2011, Review of Financial Studies 24(5), 1630–1666

 
When agents can learn about their abilities as active investors, they rationally "trade to learn" even if they expect to lose from active investing. This learning-about-type mechanism may explain why some households begin experimenting with day trading, lose money, and then quit. 

Jensen's inequality, parameter uncertainty, and multi-period investment

with Mark Grinblatt
2011, Review of Asset Pricing Studies 1(1), 1–34 (lead article)

 
The proper application of Jensen’s inequality to the multi-period investment decision turns finance intuition on its head: multi-period investments with negative risk premia can be profitable, risk-averse investors can have infinite demand for risky securities, settings exist in which risk-averse investors should not diversify, and demand for mutual funds with negative alphas may be rational.
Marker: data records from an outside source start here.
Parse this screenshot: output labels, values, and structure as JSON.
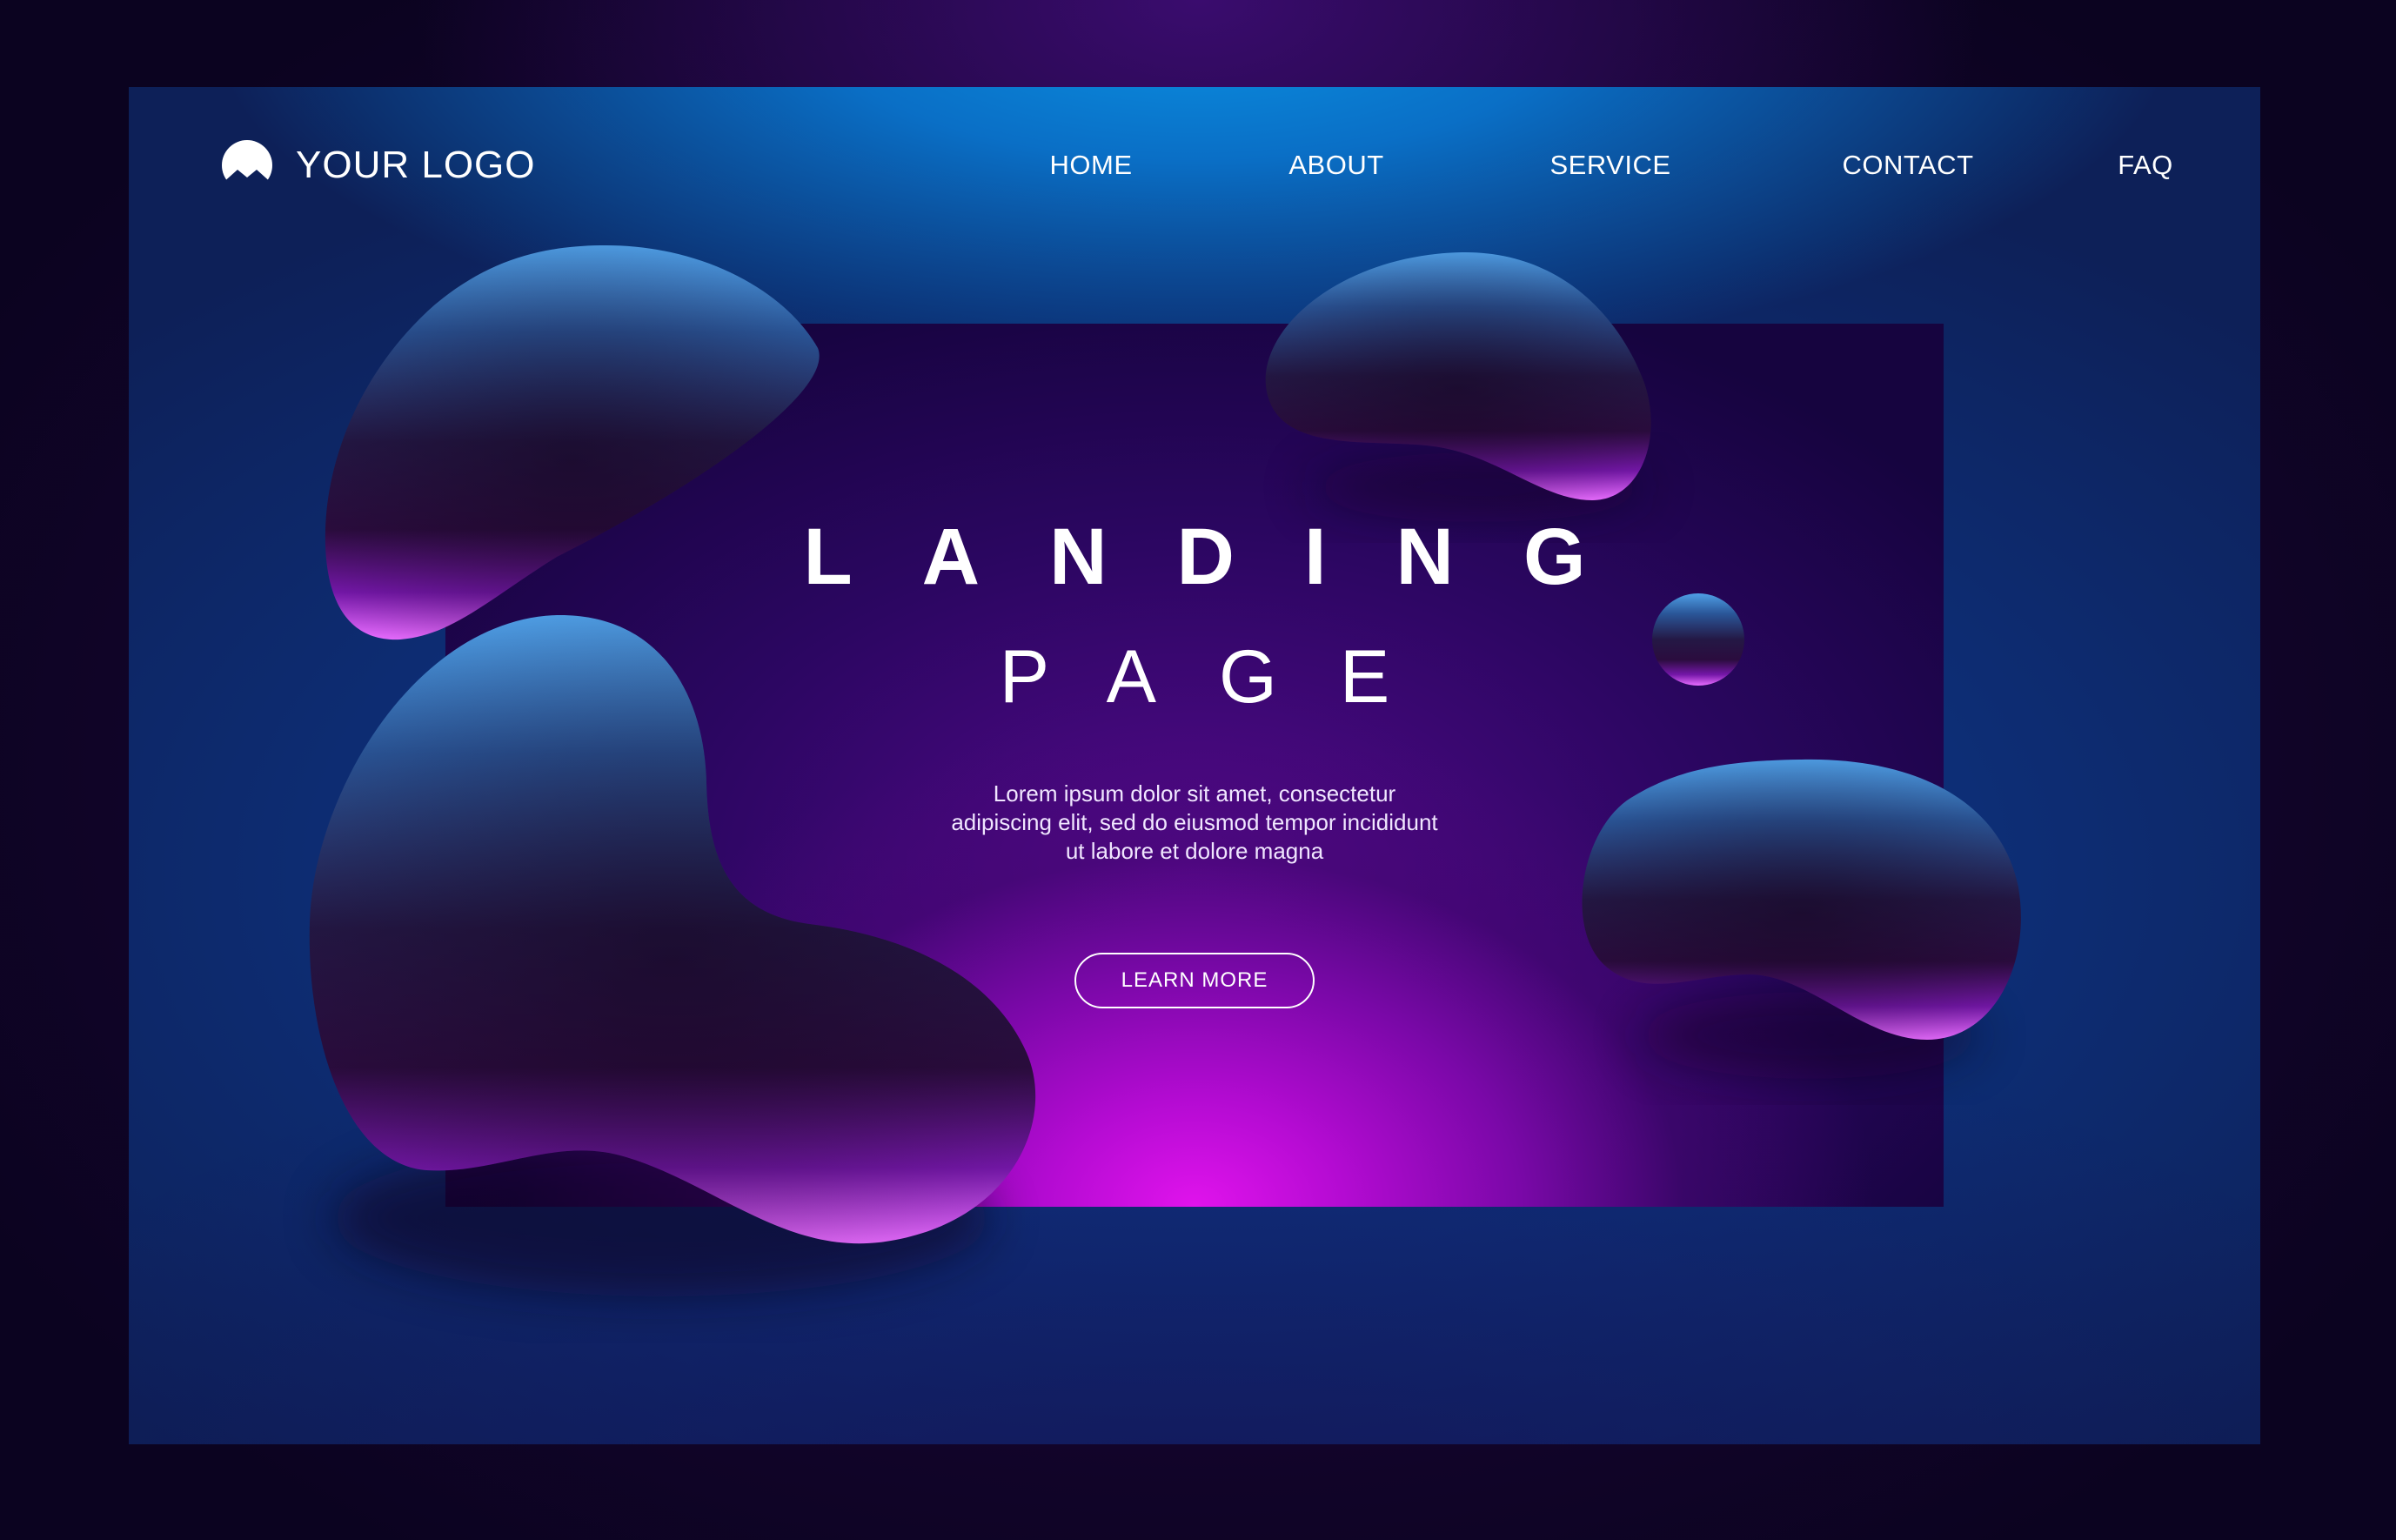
{
  "header": {
    "logo_text": "YOUR LOGO",
    "logo_icon": "mountain-circle-icon",
    "nav": [
      {
        "label": "HOME"
      },
      {
        "label": "ABOUT"
      },
      {
        "label": "SERVICE"
      },
      {
        "label": "CONTACT"
      },
      {
        "label": "FAQ"
      }
    ]
  },
  "hero": {
    "title_line1": "LANDING",
    "title_line2": "PAGE",
    "body_text": "Lorem ipsum dolor sit amet, consectetur adipiscing elit, sed do eiusmod tempor incididunt ut labore et dolore magna",
    "button_label": "LEARN MORE"
  },
  "colors": {
    "background_outer": "#150530",
    "frame_blue": "#0a6fc6",
    "hero_dark": "#16043f",
    "hero_magenta": "#e013ec",
    "text": "#ffffff"
  }
}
Do limit orders alter inferences about investor performance and behavior?

2010, Journal of Finance 65(4), 1473–1506

 
Use of limit orders drives a wedge between investors' intentions and realized trades. Limit orders are contrarian; they are more likely to execute when there are news or asymmetric information; and they lose money when new information arrives to the market. When we try to infer investors' information sets or intentions from their realized trades, our inferences are biased. I call this bias the "limit order effect."

Media: Featured in the Chicago Booth Capital Ideas (October 2007) and the Economist Intelligence Unit.